S’il est bien tenu, si la place ne manque pas (et c’est évidemment le cas de celui de Munich bien davantage que de tous ceux que j’ai connus en France), si on les protège assez du sadisme des visiteurs, les bêtes y vivent une vie tranquille, à l’abri du besoin et de la peur comme ce n’est jamais le cas dans la nature. Je comprends qu’on s’en offusque, qu’on parle de prison, que noblement on dénonce les barreaux : c’est faire de la vie sauvage un idéal qu’on ne voudrait pour rien au monde s’appliquer, comme si vivre dans la crainte permanente de se faire tuer et dévorer était enviable. Les zoos permettent par ailleurs de constituer des réserves susceptibles de favoriser la réintroduction d’espèces en voie d’extinction, si les conditions redeviennent favorables (cela s’est vu, Valérie me le confirme) ; et ils permettent enfin à chacun d’établir un contact au moins visuel avec l’altérité magnifique que constituent ces espèces animales partout remplacées par une faune totalement asservie aux besoins humains : voir des gorilles, des orangs-outans, des chimpanzés, des ours blancs pendant que c’est encore possible ! Quelle merveille ! Quel étonnement !

Des gorilles.
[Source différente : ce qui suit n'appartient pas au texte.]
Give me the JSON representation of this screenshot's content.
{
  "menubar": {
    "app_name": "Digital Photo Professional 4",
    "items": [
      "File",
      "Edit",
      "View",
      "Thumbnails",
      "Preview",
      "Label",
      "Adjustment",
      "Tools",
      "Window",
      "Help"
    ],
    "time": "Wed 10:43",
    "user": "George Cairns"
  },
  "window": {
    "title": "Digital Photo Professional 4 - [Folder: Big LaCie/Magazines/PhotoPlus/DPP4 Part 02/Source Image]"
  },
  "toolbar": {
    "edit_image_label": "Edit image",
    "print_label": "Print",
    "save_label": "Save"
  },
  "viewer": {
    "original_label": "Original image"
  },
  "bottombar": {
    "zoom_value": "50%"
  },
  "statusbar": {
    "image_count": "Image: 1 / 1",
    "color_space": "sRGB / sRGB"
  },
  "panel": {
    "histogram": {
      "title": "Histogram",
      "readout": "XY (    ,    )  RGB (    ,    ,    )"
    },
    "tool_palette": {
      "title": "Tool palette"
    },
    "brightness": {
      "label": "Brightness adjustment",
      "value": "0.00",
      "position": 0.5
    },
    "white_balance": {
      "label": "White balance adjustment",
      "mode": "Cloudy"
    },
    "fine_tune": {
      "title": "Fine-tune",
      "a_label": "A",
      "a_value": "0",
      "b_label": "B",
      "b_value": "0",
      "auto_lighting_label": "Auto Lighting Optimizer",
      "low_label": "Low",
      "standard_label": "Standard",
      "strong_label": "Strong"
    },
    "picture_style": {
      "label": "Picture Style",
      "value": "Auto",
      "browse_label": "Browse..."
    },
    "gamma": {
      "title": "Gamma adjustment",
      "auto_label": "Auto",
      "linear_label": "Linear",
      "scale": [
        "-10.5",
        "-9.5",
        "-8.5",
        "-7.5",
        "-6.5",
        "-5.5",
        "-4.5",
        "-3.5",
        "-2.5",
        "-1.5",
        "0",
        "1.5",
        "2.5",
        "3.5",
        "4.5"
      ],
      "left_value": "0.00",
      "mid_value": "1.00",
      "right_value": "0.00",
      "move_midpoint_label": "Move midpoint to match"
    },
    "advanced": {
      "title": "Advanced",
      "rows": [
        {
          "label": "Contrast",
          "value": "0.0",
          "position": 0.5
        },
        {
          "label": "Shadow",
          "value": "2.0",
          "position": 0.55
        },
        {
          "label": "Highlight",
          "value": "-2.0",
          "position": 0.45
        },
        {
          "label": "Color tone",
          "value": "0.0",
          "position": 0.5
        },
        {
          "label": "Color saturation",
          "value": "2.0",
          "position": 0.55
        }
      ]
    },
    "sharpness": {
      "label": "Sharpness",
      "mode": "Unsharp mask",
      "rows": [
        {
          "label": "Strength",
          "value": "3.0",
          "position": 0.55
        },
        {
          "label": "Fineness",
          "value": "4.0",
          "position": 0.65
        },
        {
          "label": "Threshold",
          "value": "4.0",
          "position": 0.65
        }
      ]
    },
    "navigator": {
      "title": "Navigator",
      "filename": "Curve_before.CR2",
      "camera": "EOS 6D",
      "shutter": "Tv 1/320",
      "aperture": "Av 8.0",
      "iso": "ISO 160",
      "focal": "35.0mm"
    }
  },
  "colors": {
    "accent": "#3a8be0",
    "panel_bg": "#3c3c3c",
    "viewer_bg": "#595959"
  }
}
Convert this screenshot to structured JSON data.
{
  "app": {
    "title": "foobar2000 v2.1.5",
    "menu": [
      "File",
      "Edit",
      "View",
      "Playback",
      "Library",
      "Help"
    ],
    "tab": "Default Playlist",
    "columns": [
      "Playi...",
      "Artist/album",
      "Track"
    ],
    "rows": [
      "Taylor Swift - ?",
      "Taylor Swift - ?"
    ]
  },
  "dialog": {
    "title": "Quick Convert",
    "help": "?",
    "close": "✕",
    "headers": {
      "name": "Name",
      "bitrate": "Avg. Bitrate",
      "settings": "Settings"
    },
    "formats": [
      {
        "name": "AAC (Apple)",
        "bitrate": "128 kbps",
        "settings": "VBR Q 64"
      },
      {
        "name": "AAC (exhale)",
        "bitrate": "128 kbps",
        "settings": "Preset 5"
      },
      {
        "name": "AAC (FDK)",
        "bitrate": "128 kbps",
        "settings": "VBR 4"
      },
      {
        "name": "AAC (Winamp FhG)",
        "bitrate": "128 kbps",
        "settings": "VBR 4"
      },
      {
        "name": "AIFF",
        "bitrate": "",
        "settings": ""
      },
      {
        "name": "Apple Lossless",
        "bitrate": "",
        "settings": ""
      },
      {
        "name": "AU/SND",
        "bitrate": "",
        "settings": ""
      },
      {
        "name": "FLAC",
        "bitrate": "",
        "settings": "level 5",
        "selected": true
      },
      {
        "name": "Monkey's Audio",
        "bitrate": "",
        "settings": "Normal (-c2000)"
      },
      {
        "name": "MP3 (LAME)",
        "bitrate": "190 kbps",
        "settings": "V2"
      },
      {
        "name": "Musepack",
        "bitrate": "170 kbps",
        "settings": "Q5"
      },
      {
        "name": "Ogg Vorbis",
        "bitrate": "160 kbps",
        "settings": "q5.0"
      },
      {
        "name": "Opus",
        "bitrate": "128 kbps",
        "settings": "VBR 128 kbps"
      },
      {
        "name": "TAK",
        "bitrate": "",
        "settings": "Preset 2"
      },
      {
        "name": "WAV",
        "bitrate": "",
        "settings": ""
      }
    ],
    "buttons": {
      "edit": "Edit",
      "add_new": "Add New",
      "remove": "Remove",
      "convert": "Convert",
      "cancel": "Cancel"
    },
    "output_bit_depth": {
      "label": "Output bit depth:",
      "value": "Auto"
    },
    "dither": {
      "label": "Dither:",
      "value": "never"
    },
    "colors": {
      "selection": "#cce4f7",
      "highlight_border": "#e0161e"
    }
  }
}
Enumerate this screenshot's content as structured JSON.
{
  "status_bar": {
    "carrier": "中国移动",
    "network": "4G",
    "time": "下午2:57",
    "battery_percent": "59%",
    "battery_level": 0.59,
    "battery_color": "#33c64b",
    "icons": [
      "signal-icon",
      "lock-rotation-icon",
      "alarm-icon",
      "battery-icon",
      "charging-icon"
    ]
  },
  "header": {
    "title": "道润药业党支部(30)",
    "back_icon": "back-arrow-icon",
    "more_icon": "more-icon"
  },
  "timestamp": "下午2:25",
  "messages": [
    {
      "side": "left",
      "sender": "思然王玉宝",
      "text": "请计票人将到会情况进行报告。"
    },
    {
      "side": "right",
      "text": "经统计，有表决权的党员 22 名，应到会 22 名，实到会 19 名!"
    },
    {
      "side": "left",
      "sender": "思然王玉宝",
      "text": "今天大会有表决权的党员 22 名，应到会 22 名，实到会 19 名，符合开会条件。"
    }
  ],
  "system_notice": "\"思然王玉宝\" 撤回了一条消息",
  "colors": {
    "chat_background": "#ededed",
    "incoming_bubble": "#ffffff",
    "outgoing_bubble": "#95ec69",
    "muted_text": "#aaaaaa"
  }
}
Ce sont eux que l’on voit en premier, avec quelle émotion : ce grand mâle qui a l’air d’un vieux sage débonnaire, qui hume l’air tiède du matin, qui sourit, qui prend même soudain une expression rêveuse, presque timide, qu’on ne s’attend pas à trouver chez un grand singe ; ce costaud aux longs bras qui marche sur ses mains en chaloupant comme un marin ce cinéma ; ce fainéant renversé dans la paille qui, bien mieux qu’Adam et Ève, incarne ce Paradis d’où notre intelligence nous a chassés…

Des caïmans aux bâillements arrêtés, des anacondas emmêlés comme on en voyait naguère en Guyane, des caméléons, la grotte aux chauves-souris ; le nourrissage des manchots – ces superbes Empereurs au jaune éblouissant, qui ne meurent pas de faim, ceux-là, contrairement à l’ensemble des oiseaux marins affamés par la surpêche humaine, mais qu’on gave au contraire de poissons morts qu’ils avalent sans vergogne ; deux ours blancs nullement efflanqués, qui courent, qui jouent, agités cependant d’une sorte de tic nerveux qui leur fait renverser la tête en arrière, et dont il est difficile à savoir s’il est lié à la captivité.

Le rhinocéros qui apparaît au détour du sentier évoque la gravure de Dürer – gravure étonnamment fidèle, en fait, nonobstant le fait que Dürer n’ait pu dessiner que d’après des témoignages, sans avoir jamais vu la bête.

Des pélicans roses – je n’en avais plus revus depuis Lyon – le bec enfoui dans leur plumage, l’allure préhistorique ; une grue qui couve ses trois œufs et plus loin, dans les grandes volières, des roussettes pareilles à celle qui avait élu domicile au-dessus de ma table de travail à Rémire, et qui dorment accrochées par les pattes arrière en s’éventant avec leurs ailes ; des conures multicolores, des tangaras blancs, des jacanas bariolés, des ibis rouges, enfin, qui me donnent une telle nostalgie des années guyanaises que j’en pleure discrètement de regrets, de rancœur…

Les makis katas jouent comme des chats. Ignorant totalement les ombres qui les regardent derrière la baie vitrée ils dorment, mangent, cabriolent sur leurs perchoirs. Il y a surtout un jeune surexcité qui ne cesse d’attraper la queue des ses congénères plus tranquilles, saute, provoque, sa cache, se roule dans la salade – le spectacle nous occupe une bonne demi-heure.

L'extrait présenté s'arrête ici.